3-Apa yang diriwayatkan oleh al-Bukhari dari jalan Abu Burdah, ia berkata, aku pernah mendengar Abu Musa berkali-kali mengatakan, Rasulullah -صَلَّى اللهُ عَلَيْهِ وَسَلَّمَ- bersabda, “Apabila seorang hamba itu sakit atau bepergian jauh niscaya dituliskan untuknya (pahala mengerjakan amal shaleh) seperti apa yang telah biasa ia lakukan kala tinggal dan kala sehat.”[20]

Sisi pendalilannya:

Bahwa barang siapa sakit atau safar menghalanginya dari melakukan puasa sunnah, maka ia (mendapatkan pahala) seperti orang yang melakukannya. Maka, tentunya lebih utama jika ia tersibukan dengan puasa wajib, di mana mendahulukan puasa sunnah atas puasa wajib berkonsekwensi mendahulukan sesuatu yang penting atas sesuatu yang lebih penting. Dengan demikian, maka hal ini menunjukkan bahwa hendaknya sesuatu yang wajib didahulukan atas sesuatu yang sunnah. [21]

4-Apa yang diriwayatkan Abu Hurairah -رَضِيَ اللهُ عَنْهُ- bahwa Rasulullah -صَلَّى اللهُ عَلَيْهِ وَسَلَّمَ- bersabda,

مَنْ صَامَ تَطُوُّعًا وَعَلَيْهِ قَضَاءُ شَيْءٍ لَمْ يَقْضِهِ, فَإِنَّهُ لَا يُقْبَلُ مِنْهُ حَتَّى يَصُوْمَهُ

“Barangsiapa berpuasa sunnah sementara ia mempunyai tanggungan qadha sesuatu yang belum diqadhanya, sesungguhnya tidak akan diterima darinya sebelum ia berpuasa qadha tersebut.”[22]

Zhahir hadis ini memberikan faidah tidak bolehnya melakukan perkara sunnah sementara hal wajib masih melekat pada diri seseorang.

Berdalil dengan hadis ini disanggah dari dua sisi:

Pertama: Bahwasanya hadis ini adalah hadis lemah yang tidak dapat dijadikan argumentasi, karena dalam sanadnya terdapat seorang rawi bernama Abdullah bin Lahi’ah[23], hafalannya mengalami kekacauan setelah kitab-kitabnya terbakar.

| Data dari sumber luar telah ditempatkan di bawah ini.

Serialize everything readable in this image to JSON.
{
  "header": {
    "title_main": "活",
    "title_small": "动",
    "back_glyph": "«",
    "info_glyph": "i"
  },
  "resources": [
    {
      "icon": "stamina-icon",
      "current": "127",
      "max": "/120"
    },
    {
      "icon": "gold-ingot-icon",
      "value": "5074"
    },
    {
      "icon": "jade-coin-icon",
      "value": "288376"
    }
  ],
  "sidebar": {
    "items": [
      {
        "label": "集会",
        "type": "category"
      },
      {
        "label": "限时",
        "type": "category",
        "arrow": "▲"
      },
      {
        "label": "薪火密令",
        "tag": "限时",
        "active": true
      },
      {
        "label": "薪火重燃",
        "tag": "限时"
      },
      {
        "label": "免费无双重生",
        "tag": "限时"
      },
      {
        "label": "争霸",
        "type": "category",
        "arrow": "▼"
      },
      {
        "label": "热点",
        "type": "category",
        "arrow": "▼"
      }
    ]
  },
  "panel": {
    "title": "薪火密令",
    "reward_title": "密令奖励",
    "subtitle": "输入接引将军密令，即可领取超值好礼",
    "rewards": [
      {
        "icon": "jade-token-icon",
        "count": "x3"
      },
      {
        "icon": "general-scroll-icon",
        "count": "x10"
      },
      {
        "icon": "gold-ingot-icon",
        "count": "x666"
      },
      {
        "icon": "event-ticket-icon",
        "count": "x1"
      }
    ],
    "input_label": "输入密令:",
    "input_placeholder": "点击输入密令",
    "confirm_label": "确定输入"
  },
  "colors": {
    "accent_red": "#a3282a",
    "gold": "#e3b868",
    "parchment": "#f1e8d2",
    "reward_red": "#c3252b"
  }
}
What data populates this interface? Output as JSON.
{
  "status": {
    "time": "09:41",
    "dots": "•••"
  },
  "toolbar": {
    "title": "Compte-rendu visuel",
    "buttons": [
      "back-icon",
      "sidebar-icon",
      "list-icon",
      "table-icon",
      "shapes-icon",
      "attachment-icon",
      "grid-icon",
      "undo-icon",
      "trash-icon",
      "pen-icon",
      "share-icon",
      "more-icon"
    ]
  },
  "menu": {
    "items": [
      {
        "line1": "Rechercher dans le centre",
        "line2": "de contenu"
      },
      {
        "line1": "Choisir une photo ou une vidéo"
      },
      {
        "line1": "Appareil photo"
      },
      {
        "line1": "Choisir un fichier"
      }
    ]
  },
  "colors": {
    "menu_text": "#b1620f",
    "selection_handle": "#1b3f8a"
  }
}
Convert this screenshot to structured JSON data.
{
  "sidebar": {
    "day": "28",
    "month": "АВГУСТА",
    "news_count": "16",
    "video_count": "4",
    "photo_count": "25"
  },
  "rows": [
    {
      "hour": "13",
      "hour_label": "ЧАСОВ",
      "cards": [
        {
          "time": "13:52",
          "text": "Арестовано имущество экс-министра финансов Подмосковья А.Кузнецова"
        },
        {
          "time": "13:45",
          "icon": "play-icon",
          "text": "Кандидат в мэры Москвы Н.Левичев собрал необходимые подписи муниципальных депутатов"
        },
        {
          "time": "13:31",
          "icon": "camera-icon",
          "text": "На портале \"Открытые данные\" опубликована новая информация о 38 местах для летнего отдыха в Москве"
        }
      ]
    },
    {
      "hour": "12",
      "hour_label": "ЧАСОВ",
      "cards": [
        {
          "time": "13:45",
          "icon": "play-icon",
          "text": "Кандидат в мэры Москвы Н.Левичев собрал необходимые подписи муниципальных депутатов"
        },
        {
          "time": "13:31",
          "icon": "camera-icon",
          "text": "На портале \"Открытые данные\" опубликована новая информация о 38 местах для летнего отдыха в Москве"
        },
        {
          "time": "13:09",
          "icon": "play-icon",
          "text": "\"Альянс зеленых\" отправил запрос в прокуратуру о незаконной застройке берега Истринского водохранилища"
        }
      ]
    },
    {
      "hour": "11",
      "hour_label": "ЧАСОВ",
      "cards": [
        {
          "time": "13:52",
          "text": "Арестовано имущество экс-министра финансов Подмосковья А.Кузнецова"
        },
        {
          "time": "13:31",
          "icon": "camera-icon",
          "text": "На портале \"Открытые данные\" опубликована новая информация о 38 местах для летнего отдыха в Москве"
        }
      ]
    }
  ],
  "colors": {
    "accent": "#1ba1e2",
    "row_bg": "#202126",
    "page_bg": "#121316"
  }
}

Kedua: Di dalam sanadnya ada sesuatu yang ditinggalkan, berdasarkan kesepakatan kaum muslimin, karena zhahir hadis tersebut memberikan faidah bahwa barang siapa mendapati Ramadhan sementara ia memiliki tanggungan qadha puasa Ramadhan sebelumnya (yang belum diqadhnya) niscaya puasa Ramadhan yang akan dilakukannya tidak diterima. Hal ini, tak seorang pun dari kalangan ahli ilmu yang mengatakannya. Ibnu Qudamah mengisyaratkan kepada hal ini di dalam al-Mughni. [24]

5-Apa yang diriwayatkan oleh Imam al-Bukhari dari jalan Sa’id bin Jubair, dari Ibnu Abbas, di mana di dalamnya disebutkan sabda beliau,

اقْضُوا اللَّهَ فَاللَّهُ أَحَقُّ بِالْوَفَاءِ

Tunaikan (hutang kepada) Allah. Karena sesungguhnya Allah lebih berhak untuk ditunaikan hakNya.[25]

Sisi pendalilannya:

Sabda beliau, فَاللَّهُ أَحَقُّ بِالْوَفَاءِ (karena sesungguhnya Allah lebih berhak untuk ditunaikan hak-Nya), menunjukkan bahwasanya tidak boleh mengerjakan puasa sunnah sebelum mengqadha puasa wajib, karena bila mana Allah lebih berhak untuk ditunaikan hak-Nya hal ini berkonsekwensi bahwa hal yang sunnah tidak selayaknya mendahuluinya.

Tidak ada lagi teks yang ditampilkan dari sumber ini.